A view of the Verrazano Narrows Bridge on May 11,...

A view of the Verrazano Narrows Bridge on May 11, 2006. Credit: Getty Images/Stan Honda

Congress is closing in on a plan to give the Highway Trust Fund a temporary infusion of cash so it won't run dry in a matter of days.

The funding is essential. Roads, bridges and rails must be maintained and improved. Unless Congress comes up with the money, tens of thousands of projects will have to be put on hold, jeopardizing hundreds of thousands of jobs.

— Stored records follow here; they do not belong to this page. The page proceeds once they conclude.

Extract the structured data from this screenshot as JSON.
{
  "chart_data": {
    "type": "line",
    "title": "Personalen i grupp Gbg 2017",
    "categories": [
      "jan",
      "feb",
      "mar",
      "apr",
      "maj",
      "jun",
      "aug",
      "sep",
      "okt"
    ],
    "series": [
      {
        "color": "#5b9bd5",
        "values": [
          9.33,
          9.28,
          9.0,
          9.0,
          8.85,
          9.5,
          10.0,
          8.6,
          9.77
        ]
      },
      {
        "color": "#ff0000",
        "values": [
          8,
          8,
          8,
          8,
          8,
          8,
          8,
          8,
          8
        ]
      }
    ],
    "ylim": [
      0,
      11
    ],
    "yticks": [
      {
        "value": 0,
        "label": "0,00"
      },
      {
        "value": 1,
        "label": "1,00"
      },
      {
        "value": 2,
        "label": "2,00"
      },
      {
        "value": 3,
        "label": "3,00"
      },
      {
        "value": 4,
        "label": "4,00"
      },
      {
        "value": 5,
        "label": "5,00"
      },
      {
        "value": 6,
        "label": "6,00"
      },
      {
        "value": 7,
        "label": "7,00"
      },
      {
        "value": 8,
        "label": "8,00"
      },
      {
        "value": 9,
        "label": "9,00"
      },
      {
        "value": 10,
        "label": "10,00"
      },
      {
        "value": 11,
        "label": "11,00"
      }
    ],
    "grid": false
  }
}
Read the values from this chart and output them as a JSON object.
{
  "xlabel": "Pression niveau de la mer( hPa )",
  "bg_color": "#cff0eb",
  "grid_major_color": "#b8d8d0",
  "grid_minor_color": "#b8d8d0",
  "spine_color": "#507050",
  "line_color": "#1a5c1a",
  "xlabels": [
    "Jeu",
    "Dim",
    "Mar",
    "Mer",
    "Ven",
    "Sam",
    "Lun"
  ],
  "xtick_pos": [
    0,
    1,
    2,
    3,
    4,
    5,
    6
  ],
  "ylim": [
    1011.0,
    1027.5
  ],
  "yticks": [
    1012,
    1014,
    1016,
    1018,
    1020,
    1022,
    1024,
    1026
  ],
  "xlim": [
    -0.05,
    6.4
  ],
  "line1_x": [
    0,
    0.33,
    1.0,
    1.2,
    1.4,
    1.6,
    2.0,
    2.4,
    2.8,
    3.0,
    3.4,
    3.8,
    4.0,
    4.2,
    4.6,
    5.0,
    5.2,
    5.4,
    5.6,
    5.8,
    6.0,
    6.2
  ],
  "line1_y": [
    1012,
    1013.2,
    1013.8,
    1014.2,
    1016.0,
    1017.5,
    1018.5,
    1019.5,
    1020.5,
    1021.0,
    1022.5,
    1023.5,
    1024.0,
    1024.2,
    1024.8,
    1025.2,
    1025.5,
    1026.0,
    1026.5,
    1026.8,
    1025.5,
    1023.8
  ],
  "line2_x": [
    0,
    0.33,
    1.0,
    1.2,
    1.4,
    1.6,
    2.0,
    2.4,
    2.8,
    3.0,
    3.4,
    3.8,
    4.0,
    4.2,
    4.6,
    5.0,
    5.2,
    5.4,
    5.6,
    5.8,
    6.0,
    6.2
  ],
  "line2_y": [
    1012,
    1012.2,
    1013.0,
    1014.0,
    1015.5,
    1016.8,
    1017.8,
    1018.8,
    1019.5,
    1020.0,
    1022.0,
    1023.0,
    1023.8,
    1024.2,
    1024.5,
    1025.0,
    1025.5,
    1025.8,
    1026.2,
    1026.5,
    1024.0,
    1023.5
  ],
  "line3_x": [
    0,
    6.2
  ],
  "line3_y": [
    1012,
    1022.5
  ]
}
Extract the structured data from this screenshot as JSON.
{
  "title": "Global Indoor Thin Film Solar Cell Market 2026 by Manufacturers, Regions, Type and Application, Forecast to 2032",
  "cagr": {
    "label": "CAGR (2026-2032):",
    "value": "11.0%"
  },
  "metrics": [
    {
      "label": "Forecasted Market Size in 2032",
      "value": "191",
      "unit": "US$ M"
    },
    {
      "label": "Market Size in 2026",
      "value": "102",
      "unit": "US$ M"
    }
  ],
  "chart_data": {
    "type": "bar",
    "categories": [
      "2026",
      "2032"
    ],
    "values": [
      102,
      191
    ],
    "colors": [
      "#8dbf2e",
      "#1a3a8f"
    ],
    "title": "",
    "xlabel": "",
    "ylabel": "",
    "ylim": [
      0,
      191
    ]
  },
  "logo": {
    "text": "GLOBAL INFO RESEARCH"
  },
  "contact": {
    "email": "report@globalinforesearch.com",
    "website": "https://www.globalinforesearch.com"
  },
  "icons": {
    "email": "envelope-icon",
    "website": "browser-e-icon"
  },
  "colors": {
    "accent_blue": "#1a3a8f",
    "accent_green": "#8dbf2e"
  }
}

But the situation demands more than another temporary patch. Congress has enacted 18 of those in the past five years. Legislators need to find the political courage to authorize funding for the long haul -- if necessary by bucking anti-tax orthodoxy and raising the fuel tax that since 1993 has been stuck at 18.4 cents per gallon of gasoline and 24.4 cents per gallon of diesel fuel.

Bipartisan bills in the Senate and House of Representatives would provide $10 billion to keep the trust fund solvent through May 15. That's being billed as a bridge to more permanent funding. But buying more time won't make it any easier for Congress to do this job.

Even the plan for funding the latest temporary fix is misguided. The House and Senate bills would extend customs fees on importers and poach money from a trust fund for repairing and replacing leaking underground storage tanks. The Senate would add measures to ramp up the IRS' ability to collect unpaid taxes. But in a particularly bad proposal, both bills would change the rules on contributions to private pension plans, allowing employers to temporarily put in less money. Some of the savings would show up on their bottom lines as taxable income, generating revenue to be directed to the Highway Trust Fund. That's a horrible idea. The Congressional Budget Office cautions the result would be more underfunded pension plans. And lower pension contributions now would result in larger contributions, and less tax revenue, down the road.

Congress must provide the reliable funding the nation needs for this critical infrastructure. Doing anything less is just spinning its wheels.